The Metasploit Framework is our open source “core”, it is provided under the liberal BSD license and its still where most of our development efforts are spent.
The Metasploit Express product, which provides a GUI (web-based), access to all of the standard Metasploit Framework features, but also exposes a workflow for conducting penetration tests with Metasploit. While the Metasploit Framework can be considered a bag of tools, Metasploit Express combines those tools to accomplish specific tasks.
The Metasploit Express interface walks through the process of scanning, exploiting, and bruteforcing a target network. Evidence can be quickly collected from compromised machines and fed back into the exploit and bruteforce tasks to go even further, using techniques like Pass-the-Hash and SSH key reuse. After the penetration test is complete, high-quality reports can be generated and used to report the findings and provide an audit log of every action taken during the test.
On October 20th, we launched Metasploit Pro, which builds on Metasploit Express to provide multi-user team support, social engineering campaigns, web application exploitation, advanced evasion techniques, and my personal favorite, VPN Pivoting. Where Metasploit Express is a great product for accelerating the penetration testing process, Metasploit Pro goes even further by enabling security teams to coordinate penetration tests through a central interface and conduct security tests at every level against the target network, from the human aspect (social engineering) down to the nitty gritty server-side exploits.

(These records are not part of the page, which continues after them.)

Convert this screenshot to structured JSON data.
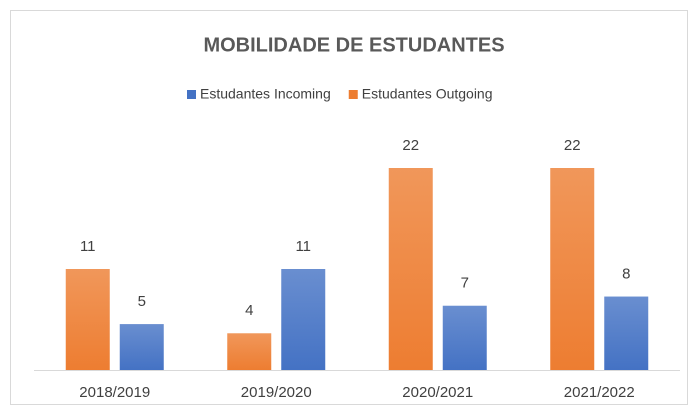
{
  "chart_data": {
    "type": "bar",
    "title": "MOBILIDADE DE ESTUDANTES",
    "categories": [
      "2018/2019",
      "2019/2020",
      "2020/2021",
      "2021/2022"
    ],
    "series": [
      {
        "name": "Estudantes Incoming",
        "color": "#4472c4",
        "values": [
          5,
          11,
          7,
          8
        ]
      },
      {
        "name": "Estudantes Outgoing",
        "color": "#ed7d31",
        "values": [
          11,
          4,
          22,
          22
        ]
      }
    ],
    "legend": "top"
  }
}
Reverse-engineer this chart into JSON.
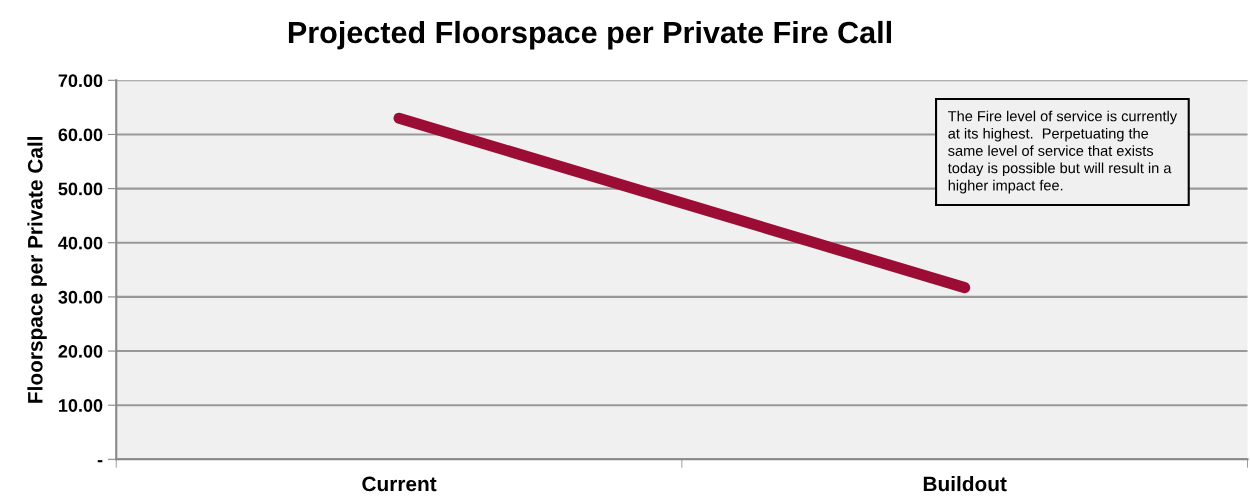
{
  "chart_data": {
    "type": "line",
    "title": "Projected Floorspace per Private Fire Call",
    "ylabel": "Floorspace per Private Call",
    "categories": [
      "Current",
      "Buildout"
    ],
    "series": [
      {
        "color": "#9b0d35",
        "values": [
          63.0,
          31.7
        ]
      }
    ],
    "ylim": [
      0,
      70
    ],
    "yticks": [
      {
        "value": 0,
        "label": "-"
      },
      {
        "value": 10,
        "label": "10.00"
      },
      {
        "value": 20,
        "label": "20.00"
      },
      {
        "value": 30,
        "label": "30.00"
      },
      {
        "value": 40,
        "label": "40.00"
      },
      {
        "value": 50,
        "label": "50.00"
      },
      {
        "value": 60,
        "label": "60.00"
      },
      {
        "value": 70,
        "label": "70.00"
      }
    ],
    "grid": "y",
    "marker": "none",
    "line_style": "solid",
    "annotations": [
      "The Fire level of service is currently\nat its highest.  Perpetuating the\nsame level of service that exists\ntoday is possible but will result in a\nhigher impact fee."
    ]
  }
}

The VPN Pivot functionality in Metasploit Pro turns any compromised machine into a remote ethernet interface into the target network. This enables users to compromise an internal machine (say, through a browser exploit), and then use the VPN Pivot to continue to scan and exploit other internal machines behind the firewall.
Unlike other pivoting technologies, VPN Pivot can be used any network tool, as it creates a real interface on the Metasploit Pro system. This allows standard penetration testing and vulnerability assessments tools to be used over the interface created by Metasploit Pro. To cap things off, we added the ability do create custom reports, using the JasperSoft reporting engine and the iReport graphical report editor.
All three products share the same exploits, payloads, and libraries. The difference is the additional functionality, scalability, team support, and general scope of each tool. The Metasploit Framework is still a first class tool for exploit development and penetration testing, but the commercial products make it significantly easier to leverage these capabilities at a larger scale.
What are your plans for the near future? What features can Metasploit users look forward to?
With the Metasploit 3.5.0 release (all products share the same version number), we are going head-first into web application security. This required a huge overhaul of the backend database and we still have additional work to do in updating our web modules and filling in the gaps where coverage is missing.
Most of my personal development work is focused on the web application testing capabilities of Metasploit and making sure that we can interoperate with the other products that our users leverage today.
On the payload side, we are slowly but surely expanding Meterpreter support to platforms beyond Windows. Philip Sanderson, one of our community developers, has done an amazing job of completing the POSIX Meterpreter payload, and we are in the process of integrating his work into the framework.
Over the last few months we have also added native PHP and Java payloads, making it easier than ever to obtain advanced functionality through web application and Java server vulnerabilities. We are still investing resources into exploit coverage; both through dedicated exploit engineer, and by working with the community to port more exploits to the Metasploit platform.